I know and respect his shifu, who’s very widely known, and highly regarded – but I still can’t bring myself to believe this, not any more. I feel a bit conflicted, actually, precisely because this teacher is so well known, and I know that he can fight very effectively – and yet I know for a fact that many of his disciples can’t. At all. This is why I’m training more and more in yiquan. I love bagua, and I respect my teachers deeply. I will keep training in it. However, I want to train in an IMA that will give me practical training, and so far the yiquan schools are the only ones to do that.

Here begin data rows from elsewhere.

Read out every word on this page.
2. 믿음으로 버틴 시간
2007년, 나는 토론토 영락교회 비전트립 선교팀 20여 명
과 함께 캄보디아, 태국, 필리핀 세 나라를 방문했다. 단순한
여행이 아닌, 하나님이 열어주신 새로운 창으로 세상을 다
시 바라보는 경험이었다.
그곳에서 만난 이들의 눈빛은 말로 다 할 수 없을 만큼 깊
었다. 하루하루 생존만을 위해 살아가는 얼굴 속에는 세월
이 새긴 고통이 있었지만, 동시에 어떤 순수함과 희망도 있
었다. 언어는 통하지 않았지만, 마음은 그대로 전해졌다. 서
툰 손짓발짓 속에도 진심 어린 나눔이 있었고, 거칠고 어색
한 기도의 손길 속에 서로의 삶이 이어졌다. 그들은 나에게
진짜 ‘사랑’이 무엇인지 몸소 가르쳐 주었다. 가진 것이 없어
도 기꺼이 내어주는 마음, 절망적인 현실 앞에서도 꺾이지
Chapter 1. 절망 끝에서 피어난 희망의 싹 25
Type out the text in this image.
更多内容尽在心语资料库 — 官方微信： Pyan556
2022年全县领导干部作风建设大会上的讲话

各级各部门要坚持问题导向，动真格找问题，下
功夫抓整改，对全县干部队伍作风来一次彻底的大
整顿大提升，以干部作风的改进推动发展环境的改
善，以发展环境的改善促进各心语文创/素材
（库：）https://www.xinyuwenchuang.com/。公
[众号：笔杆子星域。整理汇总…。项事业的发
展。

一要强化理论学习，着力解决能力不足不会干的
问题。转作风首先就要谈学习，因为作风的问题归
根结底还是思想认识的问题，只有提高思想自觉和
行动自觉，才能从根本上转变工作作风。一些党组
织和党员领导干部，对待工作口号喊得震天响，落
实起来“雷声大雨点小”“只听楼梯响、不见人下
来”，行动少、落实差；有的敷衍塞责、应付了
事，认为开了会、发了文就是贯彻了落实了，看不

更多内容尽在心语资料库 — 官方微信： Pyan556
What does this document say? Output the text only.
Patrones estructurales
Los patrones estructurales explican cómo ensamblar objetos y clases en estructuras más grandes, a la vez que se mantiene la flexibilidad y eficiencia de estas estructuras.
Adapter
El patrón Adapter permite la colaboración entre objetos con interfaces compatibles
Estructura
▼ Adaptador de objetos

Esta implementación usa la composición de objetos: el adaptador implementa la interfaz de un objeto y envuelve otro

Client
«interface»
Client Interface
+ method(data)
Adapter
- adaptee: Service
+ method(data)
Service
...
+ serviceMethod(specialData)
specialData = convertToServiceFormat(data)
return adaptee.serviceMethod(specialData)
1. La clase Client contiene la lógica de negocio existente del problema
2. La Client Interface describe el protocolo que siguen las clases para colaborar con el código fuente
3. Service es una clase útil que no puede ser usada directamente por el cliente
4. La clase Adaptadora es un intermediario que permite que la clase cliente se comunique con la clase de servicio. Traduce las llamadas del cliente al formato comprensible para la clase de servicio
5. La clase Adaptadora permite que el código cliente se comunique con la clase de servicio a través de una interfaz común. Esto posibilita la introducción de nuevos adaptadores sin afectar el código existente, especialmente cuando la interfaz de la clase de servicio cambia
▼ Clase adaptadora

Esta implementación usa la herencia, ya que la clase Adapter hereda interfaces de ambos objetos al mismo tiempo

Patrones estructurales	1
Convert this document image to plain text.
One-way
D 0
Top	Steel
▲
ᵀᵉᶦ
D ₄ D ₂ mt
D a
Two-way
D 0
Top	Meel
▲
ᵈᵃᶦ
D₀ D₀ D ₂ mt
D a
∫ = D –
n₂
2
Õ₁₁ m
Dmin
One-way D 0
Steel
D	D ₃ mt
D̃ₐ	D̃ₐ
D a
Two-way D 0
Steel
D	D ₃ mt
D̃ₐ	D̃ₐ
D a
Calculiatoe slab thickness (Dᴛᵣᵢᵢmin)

Like I say, I’ve felt a bit guilty about this – but well, what else to do? Anyway, I’ve just read this article on Formosa Neijia about why he’s training in
Brazilian Ju-Jitsu Judo – and I think he’s completely right. I wrote some time ago, I think, about an episode that happened just after I arrived in Beijing – I saw two men dragging a woman into a deserted side-street late at night and start beating her up. I felt I had to intervene. It ended well – but if it had turned nasty, I’m not confident that that all of my training in forms would have been of any practical use whatsoever. that was a turning point for me. I’m sorry if I’m being disrespectful, or non-traditional, but now my requirement is: show me that it works, and show me how to use it.